1. How does the sound get out?
All those people speak behind a glass surface, and yet it sounds like they are in my living room. It's as if they were screaming all the time. In fact they are in most programs, come to think of it, so that explains it.
2. How come all this works in a box of plastic?
I've read Darwin. No, I haven't, but I've read about him. He was a man who sailed around the world to explain why the plants of his own garden looked like they did. His wife claimed it was because he didn't water them enough, but he put together a ridiculous pretext and called it "evolution". Since then nature hasn't evolved a bit, so one could ask oneself what the fuzz was about. Well, ask his wife!
Evolution, and thereby life, thrives where there is plenty of sun and water. A plastic box is not full of sun and water. I would have been able to understand television much better, if the box had been of wood and if one had been supposed to have it on a plate so water wouldn't run down on the carpet. That's not the case. Watering a television set does not make the picture clearer (I've tried), and sunshine makes it almost impossible to see the picture.
3. Why do people always hit each other on television?
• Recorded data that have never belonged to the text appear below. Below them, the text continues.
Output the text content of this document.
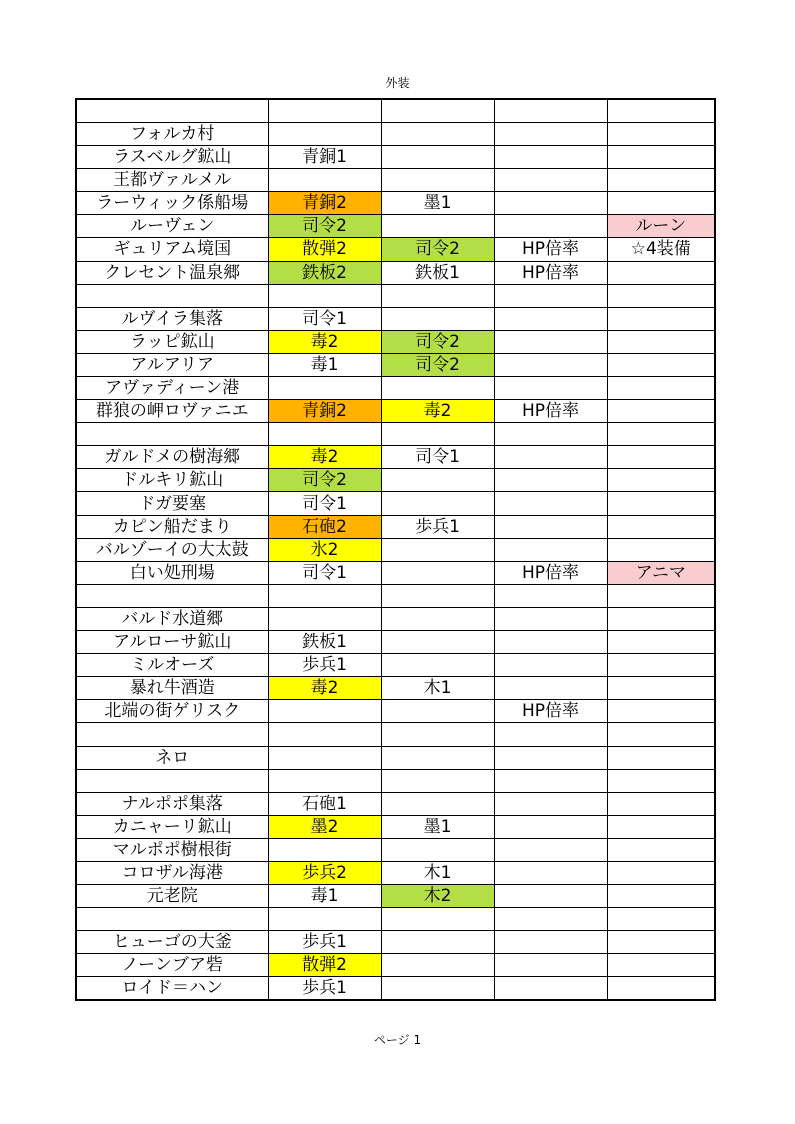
外装

フォルカ村				
ラスベルグ鉱山	青銅1			
王都ヴァルメル				
ラーウィック係船場	青銅2	墨1		
ルーヴェン	司令2			ルーン
ギュリアム境国	散弾2	司令2	HP倍率	☆4装備
クレセント温泉郷	鉄板2	鉄板1	HP倍率	

ルヴイラ集落	司令1			
ラッピ鉱山	毒2	司令2		
アルアリア	毒1	司令2		
アヴァディーン港				
群狼の岬ロヴァニエ	青銅2	毒2	HP倍率	

ガルドメの樹海郷	毒2	司令1		
ドルキリ鉱山	司令2			
ドガ要塞	司令1			
カピン船だまり	石砲2	歩兵1		
バルゾーイの大太鼓	氷2			
白い処刑場	司令1		HP倍率	アニマ

バルド水道郷				
アルローサ鉱山	鉄板1			
ミルオーズ	歩兵1			
暴れ牛酒造	毒2	木1		
北端の街ゲリスク			HP倍率	

ネロ				

ナルポポ集落	石砲1			
カニャーリ鉱山	墨2	墨1		
マルポポ樹根街				
コロザル海港	歩兵2	木1		
元老院	毒1	木2		

ヒューゴの大釜	歩兵1			
ノーンブア砦	散弾2			
ロイド＝ハン	歩兵1			
ページ 1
In school we learn to be nice to each other. Either they have different kinds of schools for the small people in the telly boxes, or they go to some advanced courses I didn't qualify for, where they learn to be nasty. On the other hand, the old Romans liked watching gladiators killing their best friends, and if an old cultural people enjoyed seeing people mincing each other, I suppose we should be proud, that we do the same thing today.
There are plenty of other questions of different degrees of interest like: "Why do they spend 95% of their time saying what we'll see, if we happen to find the last 5%?" "What's the underlying message in a competition, where people, who can name more than two European countries, win a fridge?" "When the remote control doesn't work any longer, how do I switch it off? How do I switch the damn' thing off? Help! Help! How do I switch it off?"
But those questions are among the eternal ones we likely won't ever get any answer to.